Como era o brasil em 1808
Naquela manhã quente, seu Barroso levantou cedinho. Próspero comerciante carioca, ele tinha de ir até o Valongo, na zona portuária, examinar mercadorias recém-chegadas. Mandou um escravo enrolar as esteiras onde havia dormido, enquanto outro colocava uma tábua em cima de dois cavaletes e trazia as gamelas com o almoço. Entre um bocejo e outro, Barroso mergulhava os dedos na papa de farinha e feijão-preto. Terminou de comer limpou as mãos na roupa de algodão e, antes de ir para a rua, deu uma chinelada na ratazana que tentava invadir sua casa.
O comerciante precisou aplicar um golpe de bengala para atravessar a esquina – um bando de urubus estava distraí¬do demais para lhe dar passagem, banqueteando-se com um cachorro morto na véspera. Numa rua estreita, Barroso passou por seu barbeiro, o mulato Sebastião, e se deteve um instante. Suas hemorróidas estavam de matar. Seria o caso de pedir ao velho homem uma rápida aplicação de sanguessugas? Talvez uma outra hora. Mais alguns minutos e Barroso finalmente chegou ao Valongo, onde trocou uma bela quantidade de carne-seca e couro curtido por alguns negros trazidos da África.
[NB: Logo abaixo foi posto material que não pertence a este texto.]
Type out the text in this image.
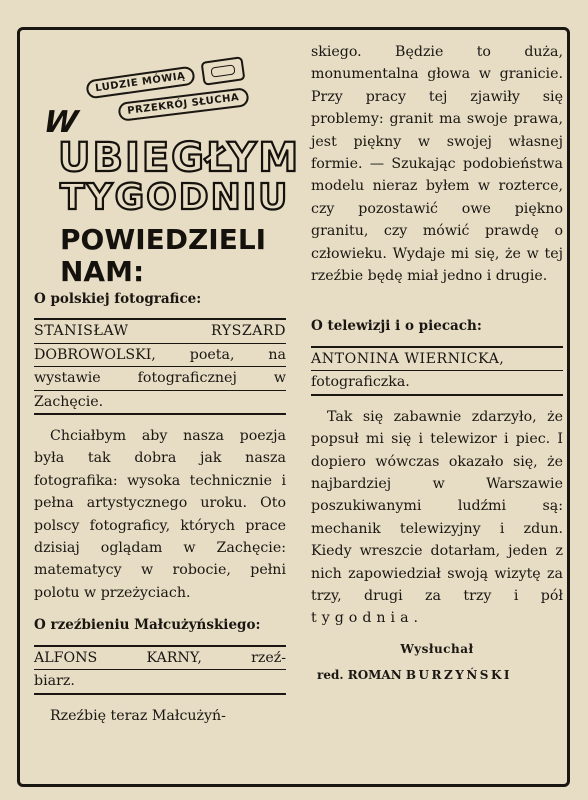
LUDZIE MÓWIĄ
PRZEKRÓJ SŁUCHA
W
UBIEGŁYM
TYGODNIU
POWIEDZIELI
NAM:

O polskiej fotografice:

STANISŁAW RYSZARD

DOBROWOLSKI, poeta, na

wystawie fotograficznej w

Zachęcie.

Chciałbym aby nasza poezja była tak dobra jak nasza fotografika: wysoka technicznie i pełna artystycznego uroku. Oto polscy fotograficy, których prace dzisiaj oglądam w Zachęcie: matematycy w robocie, pełni polotu w przeżyciach.

O rzeźbieniu Małcużyńskiego:

ALFONS KARNY, rzeź-

biarz.

Rzeźbię teraz Małcużyń-

skiego. Będzie to duża, monumentalna głowa w granicie. Przy pracy tej zjawiły się problemy: granit ma swoje prawa, jest piękny w swojej własnej formie. — Szukając podobieństwa modelu nieraz byłem w rozterce, czy pozostawić owe piękno granitu, czy mówić prawdę o człowieku. Wydaje mi się, że w tej rzeźbie będę miał jedno i drugie.

O telewizji i o piecach:

ANTONINA WIERNICKA,

fotograficzka.

Tak się zabawnie zdarzyło, że popsuł mi się i telewizor i piec. I dopiero wówczas okazało się, że najbardziej w Warszawie poszukiwanymi ludźmi są: mechanik telewizyjny i zdun. Kiedy wreszcie dotarłam, jeden z nich zapowiedział swoją wizytę za trzy, drugi za trzy i pół tygodnia.

Wysłuchał
red. ROMAN BURZYŃSKI
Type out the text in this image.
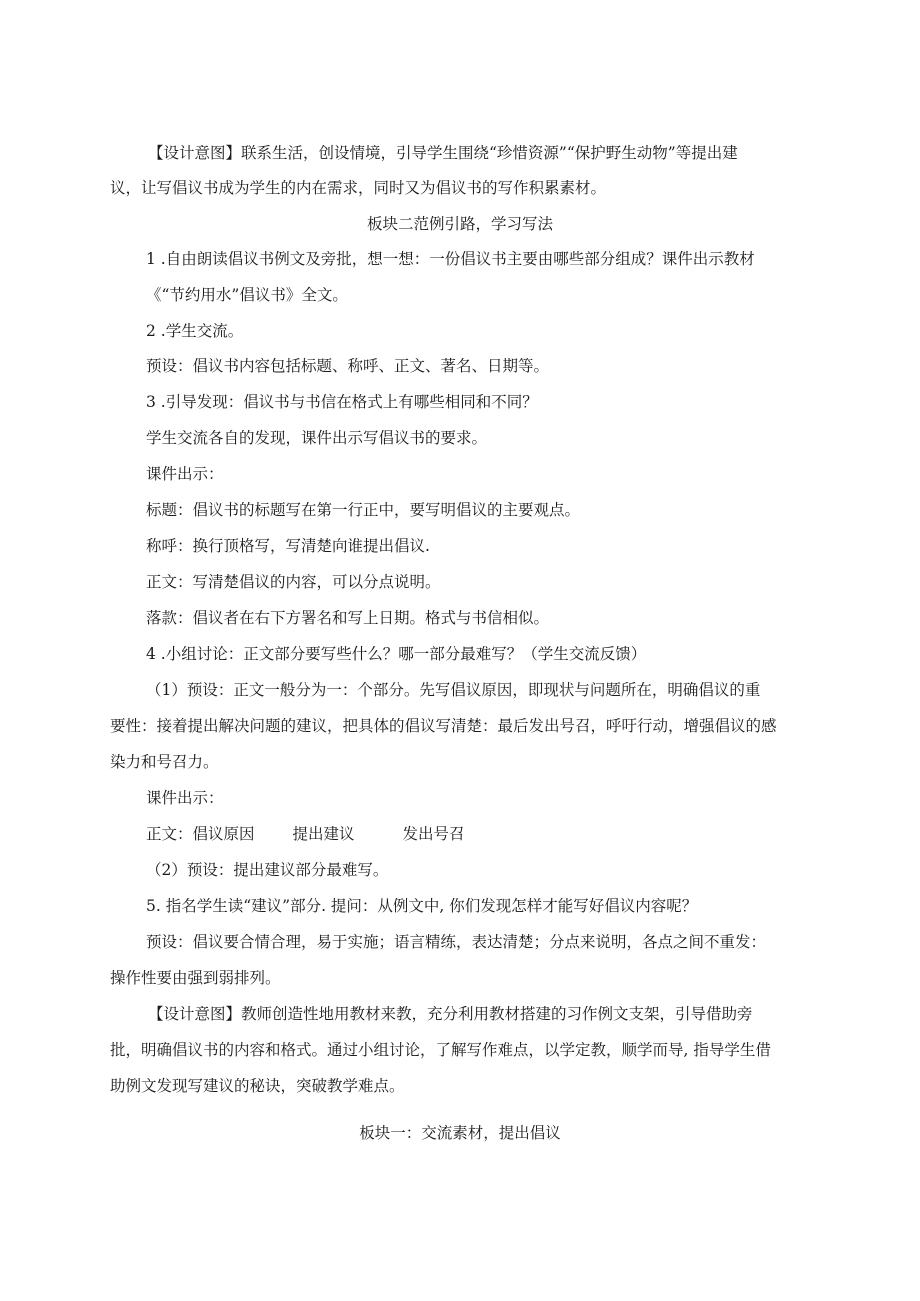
【设计意图】联系生活，创设情境，引导学生围绕“珍惜资源”“保护野生动物”等提出建
议，让写倡议书成为学生的内在需求，同时又为倡议书的写作积累素材。
板块二范例引路，学习写法
1 .自由朗读倡议书例文及旁批，想一想：一份倡议书主要由哪些部分组成？课件出示教材
《“节约用水”倡议书》全文。
2 .学生交流。
预设：倡议书内容包括标题、称呼、正文、著名、日期等。
3 .引导发现：倡议书与书信在格式上有哪些相同和不同？
学生交流各自的发现，课件出示写倡议书的要求。
课件出示：
标题：倡议书的标题写在第一行正中，要写明倡议的主要观点。
称呼：换行顶格写，写清楚向谁提出倡议.
正文：写清楚倡议的内容，可以分点说明。
落款：倡议者在右下方署名和写上日期。格式与书信相似。
4 .小组讨论：正文部分要写些什么？哪一部分最难写？（学生交流反馈）
（1）预设：正文一般分为一：个部分。先写倡议原因，即现状与问题所在，明确倡议的重
要性：接着提出解决问题的建议，把具体的倡议写清楚：最后发出号召，呼吁行动，增强倡议的感
染力和号召力。
课件出示：
正文：倡议原因 提出建议	发出号召
（2）预设：提出建议部分最难写。
5. 指名学生读“建议”部分. 提问：从例文中, 你们发现怎样才能写好倡议内容呢？
预设：倡议要合情合理，易于实施；语言精练，表达清楚；分点来说明，各点之间不重发：
操作性要由强到弱排列。
【设计意图】教师创造性地用教材来教，充分利用教材搭建的习作例文支架，引导借助旁
批，明确倡议书的内容和格式。通过小组讨论，了解写作难点，以学定教，顺学而导, 指导学生借
助例文发现写建议的秘诀，突破教学难点。
板块一：交流素材，提出倡议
Embora a cena descrita acima seja fictícia, ela traça um retrato fiel do que era o Brasil no começo do século 19. O pedaço mais lucrativo do império português também era um local tosco, desprovido de saneamento básico, educação superior, hospitais e até de moeda circulante (nosso Barroso não era um adepto do escambo à toa). A fuga do príncipe regente dom João e de todo o aparato estatal português para cá, entre o fim de 1807 e o começo de 1808, deu os primeiros passos para acabar com esse marasmo (o que colocaria a colônia, sem querer, no caminho da independência). E tudo graças a um certo Napoleão Bonaparte, que tinha decidido acabar com o sossego de Portugal e ocupar o pequeno país ibérico.
Deus-nos-acuda
Portugal tinha virado alvo de Napoleão por causa da sólida aliança do país com a Inglaterra.